Since image classification is such a common problem, Aucnet bootstrapped the development of its neural network model by using a technique called transfer learning This technique started with a standard image model that was pre-trained on millions of generic images and added neural net layers specific to car makes and components.

Transfer learning significantly reduced the time and computational resources needed for model training. In a demo, the system was able to accurately identify a vehicle and various parts within seconds. The slowest part of the operation was uploading the images from the presenter's laptop.

My take

I agree with Google's head of AI, Fei-Fei Li, that cloud services could someday democratize AI, however we're still nowhere near AI services being usable by the masses.

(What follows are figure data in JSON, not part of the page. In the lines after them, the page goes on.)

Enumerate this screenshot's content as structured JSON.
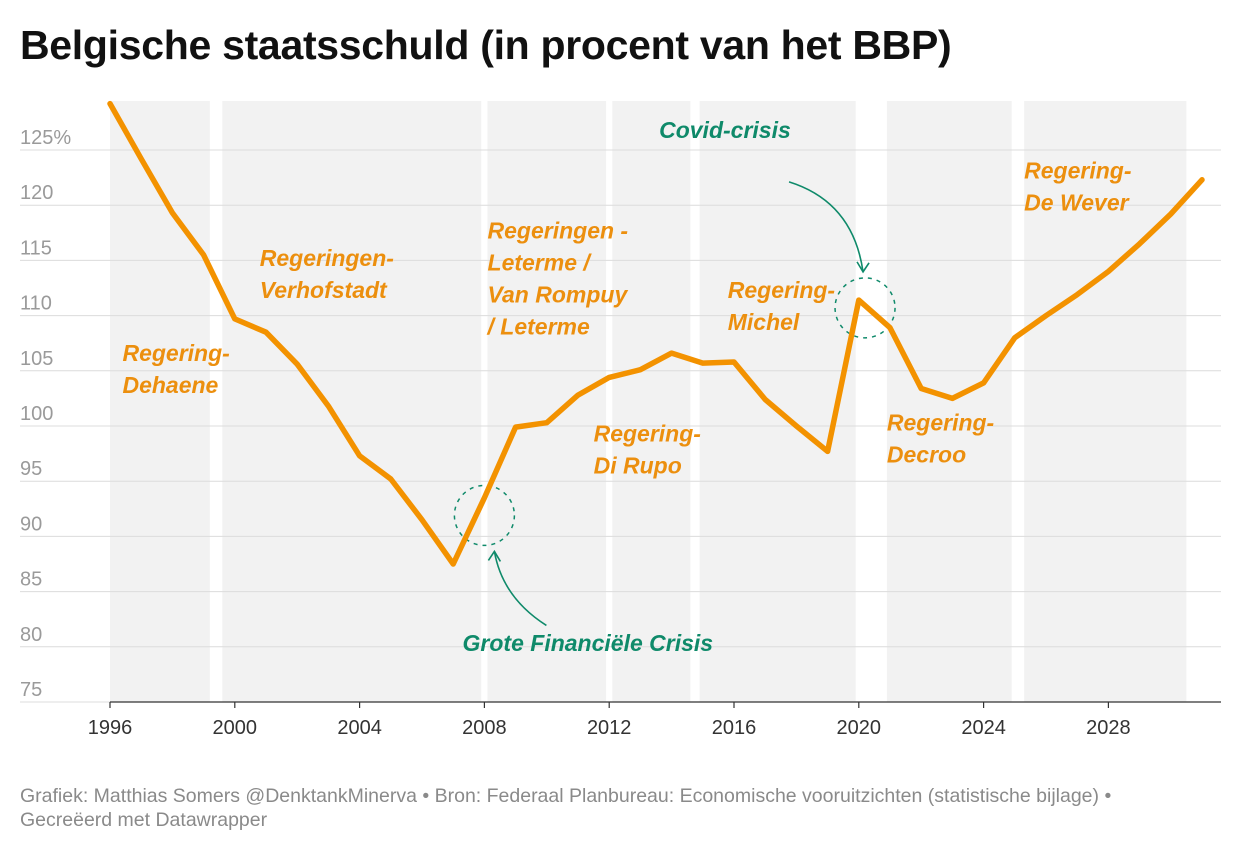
{
  "title": "Belgische staatsschuld (in procent van het BBP)",
  "footer": "Grafiek: Matthias Somers @DenktankMinerva • Bron: Federaal Planbureau: Economische vooruitzichten (statistische bijlage) • Gecreëerd met Datawrapper",
  "chart_data": {
    "type": "line",
    "title": "Belgische staatsschuld (in procent van het BBP)",
    "xlabel": "",
    "ylabel": "",
    "xlim": [
      1996,
      2032
    ],
    "ylim": [
      75,
      130
    ],
    "grid": true,
    "line_color": "#f39200",
    "x_ticks": [
      {
        "value": 1996,
        "label": "1996"
      },
      {
        "value": 2000,
        "label": "2000"
      },
      {
        "value": 2004,
        "label": "2004"
      },
      {
        "value": 2008,
        "label": "2008"
      },
      {
        "value": 2012,
        "label": "2012"
      },
      {
        "value": 2016,
        "label": "2016"
      },
      {
        "value": 2020,
        "label": "2020"
      },
      {
        "value": 2024,
        "label": "2024"
      },
      {
        "value": 2028,
        "label": "2028"
      }
    ],
    "y_ticks": [
      {
        "value": 125,
        "label": "125%"
      },
      {
        "value": 120,
        "label": "120"
      },
      {
        "value": 115,
        "label": "115"
      },
      {
        "value": 110,
        "label": "110"
      },
      {
        "value": 105,
        "label": "105"
      },
      {
        "value": 100,
        "label": "100"
      },
      {
        "value": 95,
        "label": "95"
      },
      {
        "value": 90,
        "label": "90"
      },
      {
        "value": 85,
        "label": "85"
      },
      {
        "value": 80,
        "label": "80"
      },
      {
        "value": 75,
        "label": "75"
      }
    ],
    "series": [
      {
        "x": [
          1996,
          1997,
          1998,
          1999,
          2000,
          2001,
          2002,
          2003,
          2004,
          2005,
          2006,
          2007,
          2008,
          2009,
          2010,
          2011,
          2012,
          2013,
          2014,
          2015,
          2016,
          2017,
          2018,
          2019,
          2020,
          2021,
          2022,
          2023,
          2024,
          2025,
          2026,
          2027,
          2028,
          2029,
          2030,
          2031
        ],
        "values": [
          129.2,
          124.2,
          119.3,
          115.5,
          109.7,
          108.5,
          105.6,
          101.8,
          97.3,
          95.2,
          91.5,
          87.5,
          93.5,
          99.9,
          100.3,
          102.8,
          104.4,
          105.1,
          106.6,
          105.7,
          105.8,
          102.4,
          100.0,
          97.7,
          111.4,
          108.9,
          103.4,
          102.5,
          103.9,
          108.0,
          110.0,
          111.9,
          114.0,
          116.5,
          119.2,
          122.3
        ]
      }
    ],
    "periods": [
      {
        "start": 1996,
        "end": 1999.2
      },
      {
        "start": 1999.6,
        "end": 2007.9
      },
      {
        "start": 2008.1,
        "end": 2011.9
      },
      {
        "start": 2012.1,
        "end": 2014.6
      },
      {
        "start": 2014.9,
        "end": 2019.9
      },
      {
        "start": 2020.9,
        "end": 2024.9
      },
      {
        "start": 2025.3,
        "end": 2030.5
      }
    ],
    "government_labels": [
      {
        "lines": [
          "Regering-",
          "Dehaene"
        ],
        "x": 1996.4,
        "y": 105.9
      },
      {
        "lines": [
          "Regeringen-",
          "Verhofstadt"
        ],
        "x": 2000.8,
        "y": 114.5
      },
      {
        "lines": [
          "Regeringen -",
          "Leterme /",
          "Van Rompuy",
          "/ Leterme"
        ],
        "x": 2008.1,
        "y": 117.0
      },
      {
        "lines": [
          "Regering-",
          "Di Rupo"
        ],
        "x": 2011.5,
        "y": 98.6
      },
      {
        "lines": [
          "Regering-",
          "Michel"
        ],
        "x": 2015.8,
        "y": 111.6
      },
      {
        "lines": [
          "Regering-",
          "Decroo"
        ],
        "x": 2020.9,
        "y": 99.6
      },
      {
        "lines": [
          "Regering-",
          "De Wever"
        ],
        "x": 2025.3,
        "y": 122.4
      }
    ],
    "crisis_annotations": [
      {
        "label": "Grote Financiële Crisis",
        "x": 2007.3,
        "y": 79.6,
        "circle_x": 2008.0,
        "circle_y": 91.9
      },
      {
        "label": "Covid-crisis",
        "x": 2013.6,
        "y": 126.1,
        "circle_x": 2020.2,
        "circle_y": 110.7
      }
    ]
  }
}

While products like Google ML Engine or AWS Machine Learning make sophisticated algorithms and infrastructure available to a much broader audience, these remain complicated tools with a steep learning curve: more like Photoshop than Snapseed.

Although AWS, Azure and Google have each introduced pre-built ML services for common uses like image recognition, dictation, translation and natural language processing, building models tailored to specific business problems still requires understanding the features and benefits of various models and programming in an ML framework like TensorFlow.

Unfortunately, the number of business analysts who can tell the difference between a rectifier neural network with activation and a fully connected feedforward network is minuscule. For now, AI experts in business, like their peers in data science toiling with predictive statistics in R, will be unicorns.

Over time, AI services will become further packaged and abstracted from the underlying mathematics, further expanding their usability. For now, organizations without the requisite intellectual horsepower should focus on characterizing the problems they hope to solve with AI and identifying the data sources that can eventually train machines that learn.